Trade Ideas is the top pick for active day traders who want paper trading wired into a professional AI scanner, though it requires a paid subscription starting at $127 per month. Interactive Brokers is the best overall for advanced and multi-asset traders, with $1,000,000 in virtual capital and paper trading across stocks, options, futures, forex, and bonds. thinkorswim is the strongest for options traders and NinjaTrader for futures, both free.
What is the best free paper trading platform?
Interactive Brokers is the most complete free option for advanced traders, covering every asset class with $1,000,000 in virtual capital and API access, though it requires opening a live account first. TradingView is the best free pick for multi-asset charting with no account required, and Webull is the strongest free choice for stock and options traders, with real-time data, no deposit, and no trial expiry. For futures, NinjaTrader’s 14-day trial with live data is the best free starting point.
Does paper trading use real market prices?

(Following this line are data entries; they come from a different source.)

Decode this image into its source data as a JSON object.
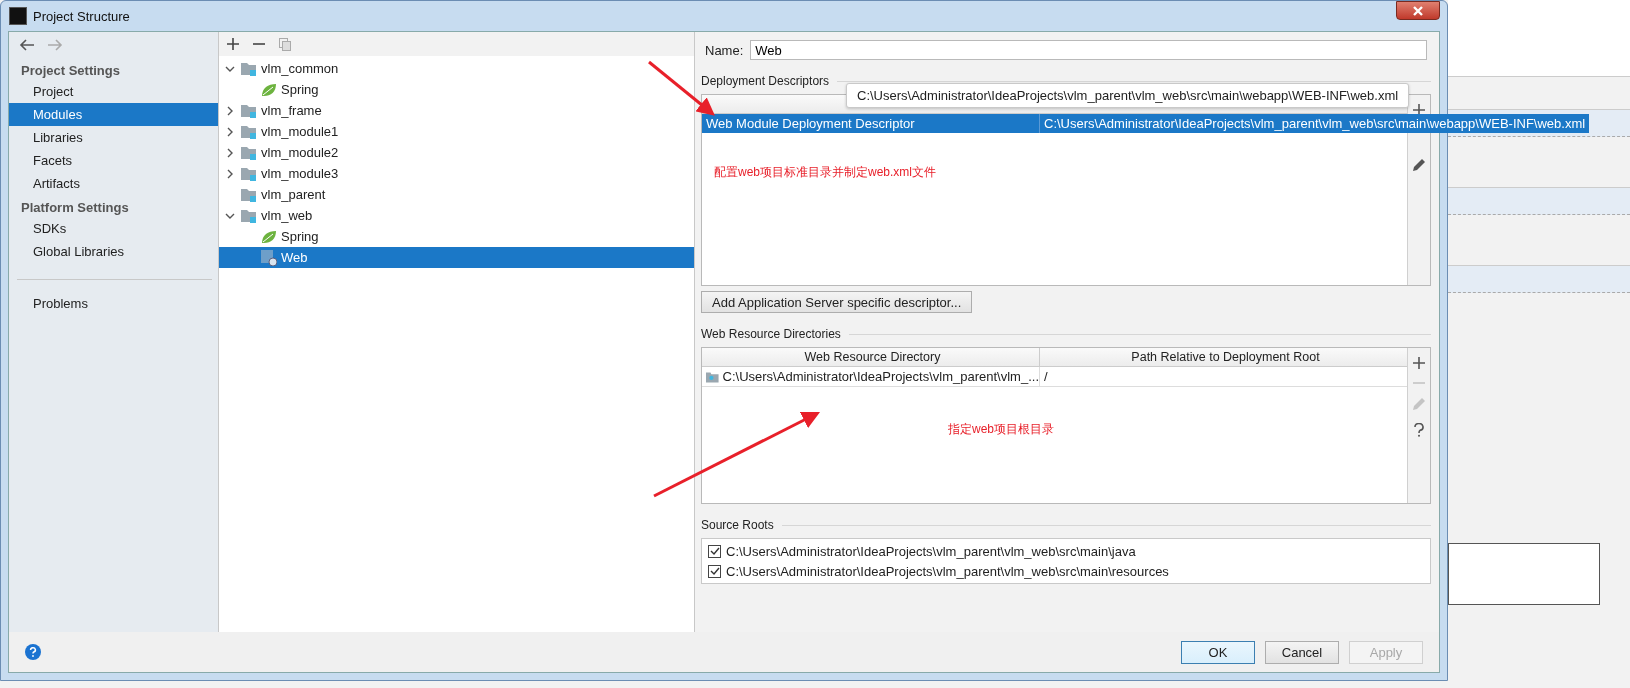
{
  "window": {
    "title": "Project Structure"
  },
  "sidebar": {
    "sections": [
      {
        "heading": "Project Settings",
        "items": [
          {
            "label": "Project",
            "selected": false
          },
          {
            "label": "Modules",
            "selected": true
          },
          {
            "label": "Libraries",
            "selected": false
          },
          {
            "label": "Facets",
            "selected": false
          },
          {
            "label": "Artifacts",
            "selected": false
          }
        ]
      },
      {
        "heading": "Platform Settings",
        "items": [
          {
            "label": "SDKs",
            "selected": false
          },
          {
            "label": "Global Libraries",
            "selected": false
          }
        ]
      }
    ],
    "problems": {
      "label": "Problems",
      "selected": false
    }
  },
  "tree": [
    {
      "label": "vlm_common",
      "kind": "module",
      "expanded": true,
      "selected": false,
      "children": [
        {
          "label": "Spring",
          "kind": "spring",
          "selected": false
        }
      ]
    },
    {
      "label": "vlm_frame",
      "kind": "module",
      "expanded": false,
      "selected": false
    },
    {
      "label": "vlm_module1",
      "kind": "module",
      "expanded": false,
      "selected": false
    },
    {
      "label": "vlm_module2",
      "kind": "module",
      "expanded": false,
      "selected": false
    },
    {
      "label": "vlm_module3",
      "kind": "module",
      "expanded": false,
      "selected": false
    },
    {
      "label": "vlm_parent",
      "kind": "module",
      "selected": false
    },
    {
      "label": "vlm_web",
      "kind": "module",
      "expanded": true,
      "selected": false,
      "children": [
        {
          "label": "Spring",
          "kind": "spring",
          "selected": false
        },
        {
          "label": "Web",
          "kind": "web",
          "selected": true
        }
      ]
    }
  ],
  "detail": {
    "name_label": "Name:",
    "name_value": "Web",
    "deployment": {
      "title": "Deployment Descriptors",
      "rows": [
        {
          "descriptor": "Web Module Deployment Descriptor",
          "path": "C:\\Users\\Administrator\\IdeaProjects\\vlm_parent\\vlm_web\\src\\main\\webapp\\WEB-INF\\web.xml",
          "selected": true
        }
      ],
      "tooltip": "C:\\Users\\Administrator\\IdeaProjects\\vlm_parent\\vlm_web\\src\\main\\webapp\\WEB-INF\\web.xml",
      "note": "配置web项目标准目录并制定web.xml文件",
      "add_button": "Add Application Server specific descriptor..."
    },
    "resources": {
      "title": "Web Resource Directories",
      "columns": [
        "Web Resource Directory",
        "Path Relative to Deployment Root"
      ],
      "rows": [
        {
          "directory": "C:\\Users\\Administrator\\IdeaProjects\\vlm_parent\\vlm_...",
          "path": "/",
          "selected": false
        }
      ],
      "tools": [
        {
          "kind": "plus",
          "disabled": false
        },
        {
          "kind": "minus",
          "disabled": true
        },
        {
          "kind": "edit",
          "disabled": true
        },
        {
          "kind": "help",
          "disabled": false
        }
      ],
      "note": "指定web项目根目录"
    },
    "sources": {
      "title": "Source Roots",
      "items": [
        {
          "path": "C:\\Users\\Administrator\\IdeaProjects\\vlm_parent\\vlm_web\\src\\main\\java",
          "checked": true
        },
        {
          "path": "C:\\Users\\Administrator\\IdeaProjects\\vlm_parent\\vlm_web\\src\\main\\resources",
          "checked": true
        }
      ]
    }
  },
  "footer": {
    "buttons": [
      {
        "label": "OK",
        "kind": "primary",
        "disabled": false
      },
      {
        "label": "Cancel",
        "kind": "normal",
        "disabled": false
      },
      {
        "label": "Apply",
        "kind": "normal",
        "disabled": true
      }
    ]
  }
}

It depends on the platform and plan. Interactive Brokers, thinkorswim with a Schwab account, Webull, and NinjaTrader all provide real-time data in simulation, while TradingView includes some real-time data free but charges for full US exchange feeds. Trade Ideas uses live data included with its paid subscription. Platforms running on delayed data prepare a trader far less accurately than those with real-time feeds.
Can paper trading results predict live results?
Not reliably. Simulated fills are usually more favorable than live executions, and spreads, partial fills, and slippage are often not modeled accurately, so a strategy tends to perform 10% to 20% worse live. Use paper results as a minimum bar: if a strategy does not work in simulation, it will not work live, but clearing that bar is a starting point, not a guarantee.